Going back to Thelma, The Innocents could easily be its worthy pair and counterpart. While the former invites hope and support for the protagonist –even as we discover her tumultuous past– The Innocents invites conflict and discomfort. We witness the kids existing without the norms and rules of the public square, discovering their personalities and the differentiation between right and wrong. The fact that it is centered on them makes the film more unbearable and stressful. While other directors avoid exploration and exploitation of crude images, Vogt insists on shocking the viewer with the children’s casual cruelty that is born from innocence and ignorance of morality and ethics.
Vogt relies on the creation of tension – as soon as the film starts, it is evident that something terrible is going to happen – and the absence of excessive action. Nevertheless, when it appears, it is drastic and horrifying because of how recognizable it is. Anticipation, shock, and an unsettling turn of events are met with chilly silences, the sound of the wind or soft music. The evident decision for the smooth and discreet makes the film more unsettling; flirting dangerously with horror.

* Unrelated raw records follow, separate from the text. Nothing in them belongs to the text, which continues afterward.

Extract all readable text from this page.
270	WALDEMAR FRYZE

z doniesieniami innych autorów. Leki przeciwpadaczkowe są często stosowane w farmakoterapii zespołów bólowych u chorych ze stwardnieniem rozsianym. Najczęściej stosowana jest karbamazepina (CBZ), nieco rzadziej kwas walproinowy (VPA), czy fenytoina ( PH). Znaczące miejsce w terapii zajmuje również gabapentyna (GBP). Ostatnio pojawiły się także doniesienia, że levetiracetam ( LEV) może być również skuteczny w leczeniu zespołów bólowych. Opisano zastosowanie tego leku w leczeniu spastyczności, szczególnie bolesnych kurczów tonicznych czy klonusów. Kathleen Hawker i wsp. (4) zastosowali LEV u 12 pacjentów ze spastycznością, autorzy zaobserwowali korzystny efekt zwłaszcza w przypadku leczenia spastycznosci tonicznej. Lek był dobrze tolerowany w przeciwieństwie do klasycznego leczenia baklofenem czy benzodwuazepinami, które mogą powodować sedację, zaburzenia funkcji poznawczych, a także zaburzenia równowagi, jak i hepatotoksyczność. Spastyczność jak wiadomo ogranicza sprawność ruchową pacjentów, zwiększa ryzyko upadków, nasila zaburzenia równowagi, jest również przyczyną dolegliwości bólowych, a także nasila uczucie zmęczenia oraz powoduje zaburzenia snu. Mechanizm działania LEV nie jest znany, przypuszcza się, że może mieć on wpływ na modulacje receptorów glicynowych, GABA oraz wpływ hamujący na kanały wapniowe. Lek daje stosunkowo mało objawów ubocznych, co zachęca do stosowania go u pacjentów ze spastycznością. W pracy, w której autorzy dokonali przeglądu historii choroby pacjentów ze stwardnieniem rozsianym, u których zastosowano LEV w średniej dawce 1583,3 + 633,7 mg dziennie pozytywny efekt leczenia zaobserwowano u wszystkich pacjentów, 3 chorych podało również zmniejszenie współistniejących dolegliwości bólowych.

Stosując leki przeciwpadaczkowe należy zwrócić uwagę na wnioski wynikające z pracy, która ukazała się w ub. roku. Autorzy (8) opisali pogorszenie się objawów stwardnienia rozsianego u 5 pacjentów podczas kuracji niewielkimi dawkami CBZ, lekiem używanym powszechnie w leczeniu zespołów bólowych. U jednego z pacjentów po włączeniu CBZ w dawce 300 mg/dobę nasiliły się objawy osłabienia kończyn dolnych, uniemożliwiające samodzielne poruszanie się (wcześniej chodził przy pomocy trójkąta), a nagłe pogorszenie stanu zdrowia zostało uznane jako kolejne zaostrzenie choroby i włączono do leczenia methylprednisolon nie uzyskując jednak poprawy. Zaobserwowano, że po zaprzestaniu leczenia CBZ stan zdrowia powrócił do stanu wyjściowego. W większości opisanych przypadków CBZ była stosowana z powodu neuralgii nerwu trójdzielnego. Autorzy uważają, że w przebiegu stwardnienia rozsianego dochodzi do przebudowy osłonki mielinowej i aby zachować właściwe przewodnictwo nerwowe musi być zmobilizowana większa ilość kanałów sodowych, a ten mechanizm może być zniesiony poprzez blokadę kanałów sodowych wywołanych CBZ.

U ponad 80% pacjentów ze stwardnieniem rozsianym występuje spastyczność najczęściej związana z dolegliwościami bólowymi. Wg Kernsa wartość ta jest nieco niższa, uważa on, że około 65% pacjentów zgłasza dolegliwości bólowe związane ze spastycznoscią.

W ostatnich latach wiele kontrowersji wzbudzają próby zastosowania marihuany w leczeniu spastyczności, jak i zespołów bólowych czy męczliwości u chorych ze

Just as the film explores the secret life of children and the development of their inner selves, it also tackles the role of the parents and the constant pressure they put on their offspring. The kids are constantly ignored, silenced, and questioned by the tired and exasperated adults around them. Consequently, the children are forced to resolve serious issues under the pressures and limitations of their dependable nature. In the film, the adults are the challenges, providing new problems to the private life of the protagonists.
In this respect, Vogt aptly deals with the test of not working with one, but four children. Every child actor offers a distinct presence on screen and a well-defined personality, each with a distinguishable background and an essence that is reinforced throughout the film. However, Alva Brynsmo Ramstad is the highlight as the autistic girl with superpowers that raise questions about her mind’s condition and her relationship with the world.
While enrapturing, the film is also challenging because of its bleak aura and discomforting mood, the multiple raw situations involving children, and the unexpected resolutions. Nevertheless, these are the characteristics that make the film special: Vogt enjoys and takes advantage of the Nordic creative liberty to explore these themes.
The Innocents is the daring exploration of the private life of children. It presents their haunting reality of internal struggles, profound relationships, complex moral dilemmas, and the pains of forming a personality before their formal introduction to the complexities of society. While their innocence is usually a relief and a source of optimism, in this film it is excruciatingly terrifying.